Censored Distributions

censored(d0::UnivariateDistribution; [lower::Real], [upper::Real])
censored(d0::UnivariateDistribution, lower::Real, upper::Real)

A censored distribution d of a distribution d0 to the interval $[l, u]=$[lower, upper] has the probability density (mass) function:

\[f(x; d_0, l, u) = \begin{cases} P_{Z \sim d_0}(Z \le l), & x = l \\ f_{d_0}(x), & l < x < u \\ P_{Z \sim d_0}(Z \ge u), & x = u \\ \end{cases}, \quad x \in [l, u]\]

where $f_{d_0}(x)$ is the probability density (mass) function of $d_0$.

If $Z \sim d_0$, and X = clamp(Z, l, u), then $X \sim d$. Note that this implies that even if $d_0$ is continuous, its censored form assigns positive probability to the bounds $l$ and $u$. Therefore, a censored continuous distribution has atoms and is a mixture of discrete and continuous components.
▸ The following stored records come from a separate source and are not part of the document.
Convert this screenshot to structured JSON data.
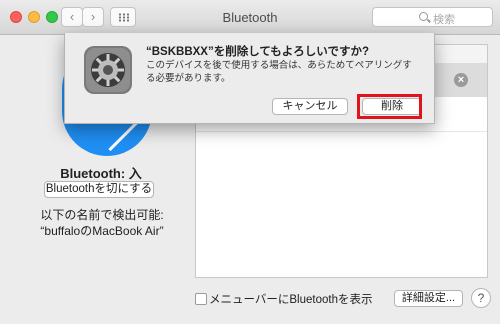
{
  "window": {
    "title": "Bluetooth"
  },
  "toolbar": {
    "back_icon": "chevron-left-icon",
    "forward_icon": "chevron-right-icon",
    "grid_icon": "show-all-grid-icon"
  },
  "search": {
    "placeholder": "検索"
  },
  "sidebar": {
    "bluetooth_state": "Bluetooth: 入",
    "toggle_button": "Bluetoothを切にする",
    "discoverable_label": "以下の名前で検出可能:",
    "computer_name": "“buffaloのMacBook Air”"
  },
  "device_list": {
    "remove_icon": "close-circle-icon"
  },
  "footer": {
    "show_in_menubar_label": "メニューバーにBluetoothを表示",
    "show_in_menubar_checked": false,
    "advanced_button": "詳細設定...",
    "help_button": "?"
  },
  "dialog": {
    "title": "“BSKBBXX”を削除してもよろしいですか?",
    "message": "このデバイスを後で使用する場合は、あらためてペアリングする必要があります。",
    "cancel_button": "キャンセル",
    "delete_button": "削除",
    "icon": "system-preferences-gear-icon"
  },
  "colors": {
    "highlight": "#e0141c",
    "bluetooth_blue": "#1f8ff4"
  }
}
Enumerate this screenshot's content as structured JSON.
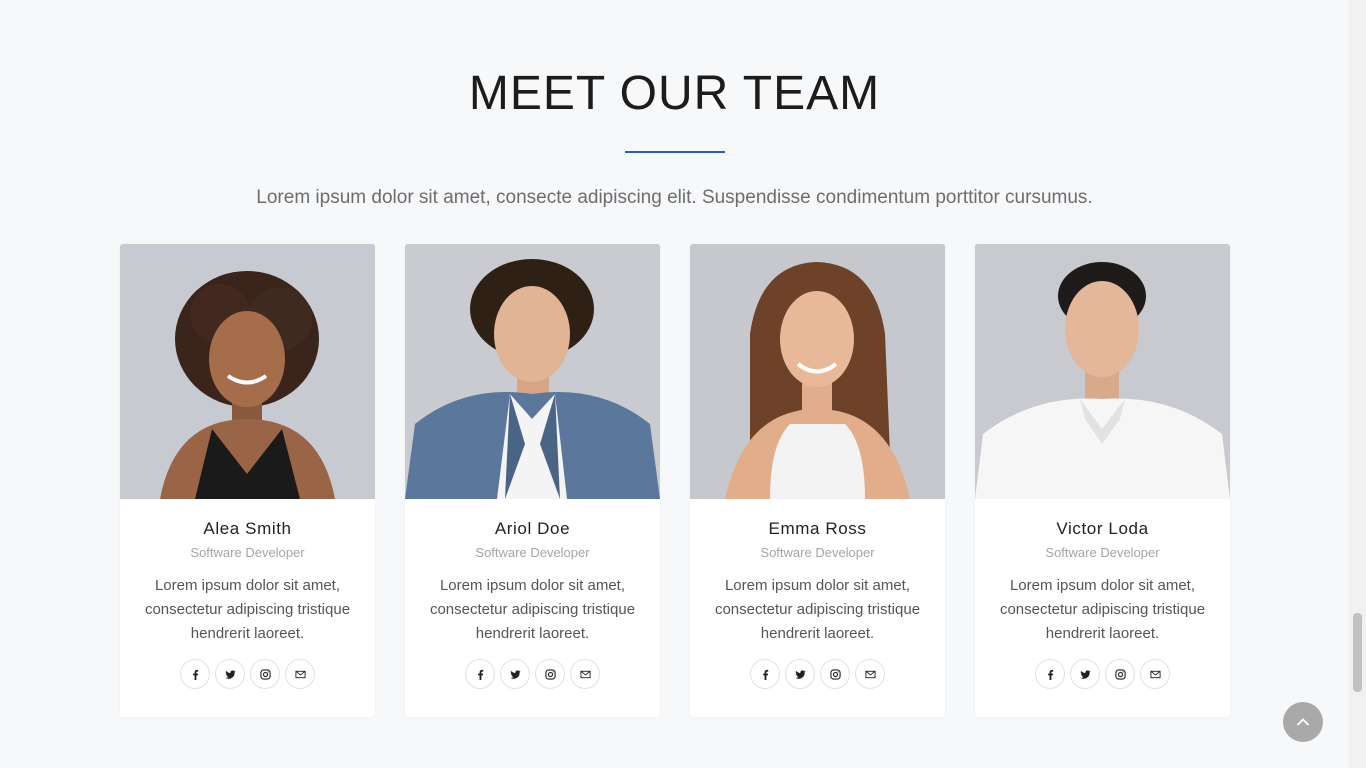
{
  "section": {
    "title": "MEET OUR TEAM",
    "subtitle": "Lorem ipsum dolor sit amet, consecte adipiscing elit. Suspendisse condimentum porttitor cursumus.",
    "accent_color": "#2d5bd6"
  },
  "team": [
    {
      "name": "Alea Smith",
      "role": "Software Developer",
      "bio": "Lorem ipsum dolor sit amet, consectetur adipiscing tristique hendrerit laoreet.",
      "photo": "portrait-woman-curly-hair"
    },
    {
      "name": "Ariol Doe",
      "role": "Software Developer",
      "bio": "Lorem ipsum dolor sit amet, consectetur adipiscing tristique hendrerit laoreet.",
      "photo": "portrait-man-curly-hair-blazer"
    },
    {
      "name": "Emma Ross",
      "role": "Software Developer",
      "bio": "Lorem ipsum dolor sit amet, consectetur adipiscing tristique hendrerit laoreet.",
      "photo": "portrait-woman-long-hair"
    },
    {
      "name": "Victor Loda",
      "role": "Software Developer",
      "bio": "Lorem ipsum dolor sit amet, consectetur adipiscing tristique hendrerit laoreet.",
      "photo": "portrait-man-white-shirt"
    }
  ],
  "social_icons": [
    "facebook-icon",
    "twitter-icon",
    "instagram-icon",
    "envelope-icon"
  ],
  "back_to_top": {
    "icon": "chevron-up-icon"
  }
}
The function falls back to constructing a Distributions.Censored wrapper.

Usage

censored(d0; lower=l)           # d0 left-censored to the interval [l, Inf)
censored(d0; upper=u)           # d0 right-censored to the interval (-Inf, u]
censored(d0; lower=l, upper=u)  # d0 interval-censored to the interval [l, u]
censored(d0, l, u)              # d0 interval-censored to the interval [l, u]

Implementation

To implement a specialized censored form for distributions of type D, instead of overloading a method with one of the above signatures, one or more of the following methods should be implemented:

• censored(d0::D, l::T, u::T) where {T <: Real}
• censored(d0::D, ::Nothing, u::Real)
• censored(d0::D, l::Real, ::Nothing)

Censored

Generic wrapper for a censored distribution.